Google prepares to release Fuchsia’s first developer preview
Fuchsia is an experimental operating system created by Google from scratch. Unlike Chrome OS and Android-based on Linux Kernel, Fuchsia is based on a new microkernel called Zircon. Previously, it was widely speculated that Fuchsia was used to replace Android or Chrome OS, but Google executives denied this claim. He said that Fuchsia is mainly used to try and test the latest technology, and integrate the results obtained in this process into other projects. According to the executive, Fuchsia is actually one of Google’s many experimental open-source projects.
In fact, so far, Google has not yet provided a build version of Fuchsia.
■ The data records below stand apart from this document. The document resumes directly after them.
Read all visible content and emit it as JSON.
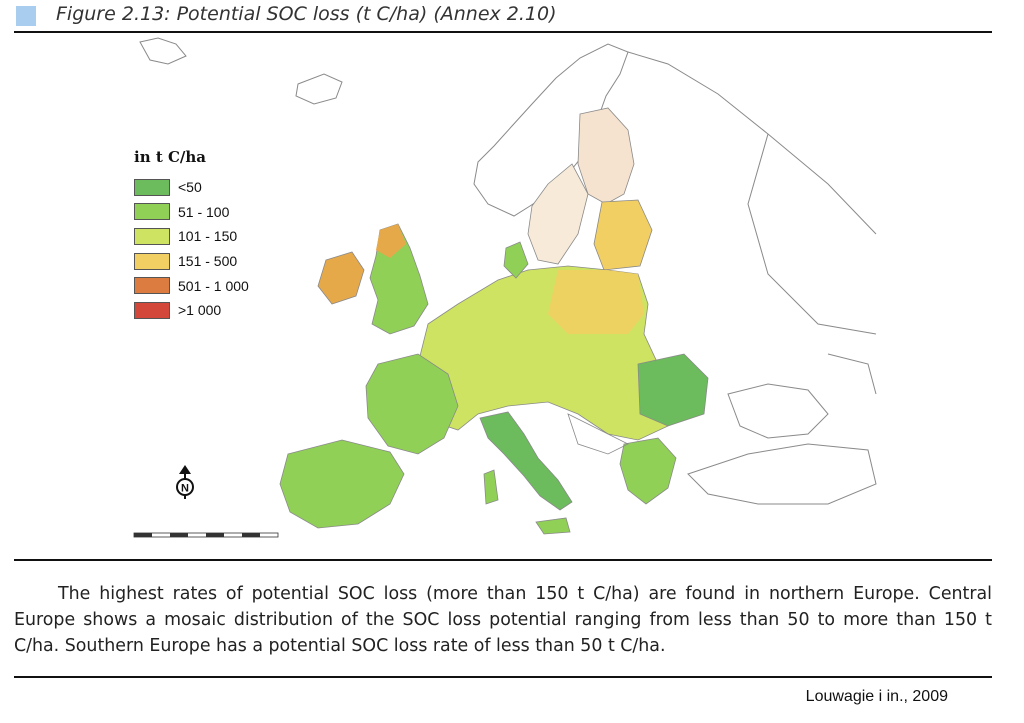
{
  "figure": {
    "title": "Figure 2.13: Potential SOC loss (t C/ha) (Annex 2.10)"
  },
  "legend": {
    "title": "in t C/ha",
    "items": [
      {
        "label": "<50",
        "color": "#6cbb5c"
      },
      {
        "label": "51 - 100",
        "color": "#90d056"
      },
      {
        "label": "101 - 150",
        "color": "#cfe362"
      },
      {
        "label": "151 - 500",
        "color": "#f2cf63"
      },
      {
        "label": "501 - 1 000",
        "color": "#dc7c40"
      },
      {
        "label": ">1 000",
        "color": "#d2473a"
      }
    ]
  },
  "map": {
    "north_arrow_letter": "N",
    "colors": {
      "outline": "#8a8a8a",
      "low": "#6cbb5c",
      "moderate": "#90d056",
      "medium": "#cfe362",
      "high": "#f2cf63",
      "pale_high": "#f5e3d0"
    }
  },
  "body": {
    "text": "The highest rates of potential SOC loss (more than 150 t C/ha) are found in northern Europe. Central Europe shows a mosaic distribution of the SOC loss potential ranging from less than 50 to more than 150 t C/ha. Southern Europe has a potential SOC loss rate of less than 50 t C/ha."
  },
  "source": {
    "text": "Louwagie i in., 2009"
  }
}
If users want to try Fuchsia, they need to download the source code, build it, and install it on a few supported devices or run it through an emulator.
Last year, we reported that Fuchsia has entered the dogfood testing phase. According to Google’s usual development and release process, dogfood should be the last testing phase before the public test. If the final internal testing goes well, it is entirely possible for Google to bring Fuchsia to developers in advance.
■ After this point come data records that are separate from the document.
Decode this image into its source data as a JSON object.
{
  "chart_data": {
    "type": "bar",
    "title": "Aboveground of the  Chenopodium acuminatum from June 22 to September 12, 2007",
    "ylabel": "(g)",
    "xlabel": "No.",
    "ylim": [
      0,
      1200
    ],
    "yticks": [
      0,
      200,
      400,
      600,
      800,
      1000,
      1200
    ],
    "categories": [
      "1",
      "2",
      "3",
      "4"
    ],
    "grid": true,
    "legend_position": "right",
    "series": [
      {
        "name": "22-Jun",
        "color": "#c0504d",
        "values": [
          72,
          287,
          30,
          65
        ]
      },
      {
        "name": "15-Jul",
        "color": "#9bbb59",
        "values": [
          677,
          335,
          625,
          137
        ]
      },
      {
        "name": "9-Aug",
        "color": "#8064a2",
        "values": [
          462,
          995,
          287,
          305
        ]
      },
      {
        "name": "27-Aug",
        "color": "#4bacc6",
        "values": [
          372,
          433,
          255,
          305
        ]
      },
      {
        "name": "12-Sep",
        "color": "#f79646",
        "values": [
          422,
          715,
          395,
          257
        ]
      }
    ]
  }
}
Following Google’s usual development and release flow, dogfood should be the last stage of testing before reaching the public. If that final internal test goes well, it’s entirely possible that Google could move forward with bringing Fuchsia to developers sooner rather than later.
That said, I wouldn’t get your hopes up for a Google I/O 2020 reveal. The fishfood stage seemed to take a minimum of four months, at least between April and August 2019, and there was six months of teamfood testing between at least August 2019 and February 2020. Surely a much wider dogfood test would take just as long, if not longer, putting its end date into the latter half of the year.
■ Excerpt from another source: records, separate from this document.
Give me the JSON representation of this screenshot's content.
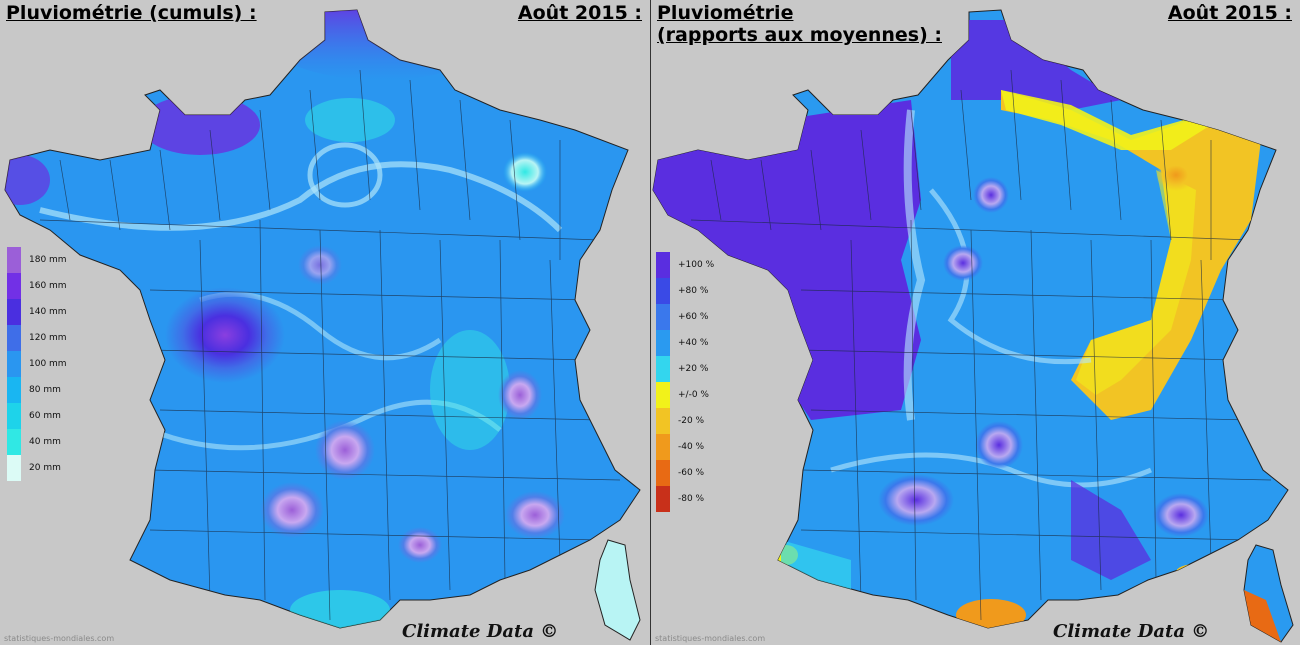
{
  "left_panel": {
    "title": "Pluviométrie (cumuls) :",
    "date": "Août 2015 :",
    "credit": "Climate Data ©",
    "source": "statistiques-mondiales.com",
    "legend": [
      {
        "label": "180 mm",
        "color": "#9b5fd8"
      },
      {
        "label": "160 mm",
        "color": "#7230e6"
      },
      {
        "label": "140 mm",
        "color": "#4a2fe0"
      },
      {
        "label": "120 mm",
        "color": "#3f6ee8"
      },
      {
        "label": "100 mm",
        "color": "#2a96f0"
      },
      {
        "label": "80 mm",
        "color": "#19b6f2"
      },
      {
        "label": "60 mm",
        "color": "#1ed3ea"
      },
      {
        "label": "40 mm",
        "color": "#30e8e4"
      },
      {
        "label": "20 mm",
        "color": "#dcfbf6"
      }
    ]
  },
  "right_panel": {
    "title_line1": "Pluviométrie",
    "title_line2": "(rapports aux moyennes) :",
    "date": "Août 2015 :",
    "credit": "Climate Data ©",
    "source": "statistiques-mondiales.com",
    "legend": [
      {
        "label": "+100 %",
        "color": "#5a2ee0"
      },
      {
        "label": "+80 %",
        "color": "#3a4ae6"
      },
      {
        "label": "+60 %",
        "color": "#3a78ec"
      },
      {
        "label": "+40 %",
        "color": "#2a9af0"
      },
      {
        "label": "+20 %",
        "color": "#33d6ee"
      },
      {
        "label": "+/-0 %",
        "color": "#f2f21a"
      },
      {
        "label": "-20 %",
        "color": "#f2c424"
      },
      {
        "label": "-40 %",
        "color": "#f09a1c"
      },
      {
        "label": "-60 %",
        "color": "#e86a14"
      },
      {
        "label": "-80 %",
        "color": "#c8301a"
      }
    ]
  }
}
At the end of January, the Fuchsia project created a new branch called “releases/F1”. In the past few months, the master branch has added dozens of code changes to the F1 branch. In addition, about six weeks after the creation of the F1 branch, a similar “releases/F2” branch was created. 9to5Google also found that the Google Flutter team is also making special preparations for the Fuchsia F1 release. The reason is that there is a branch specifically for Fuchsia F1 in the repo of the Flutter engine.
According to these actions of the Fuchsia team, 9to5Google, therefore, believes that Google is about to release the Fuchsia developer preview.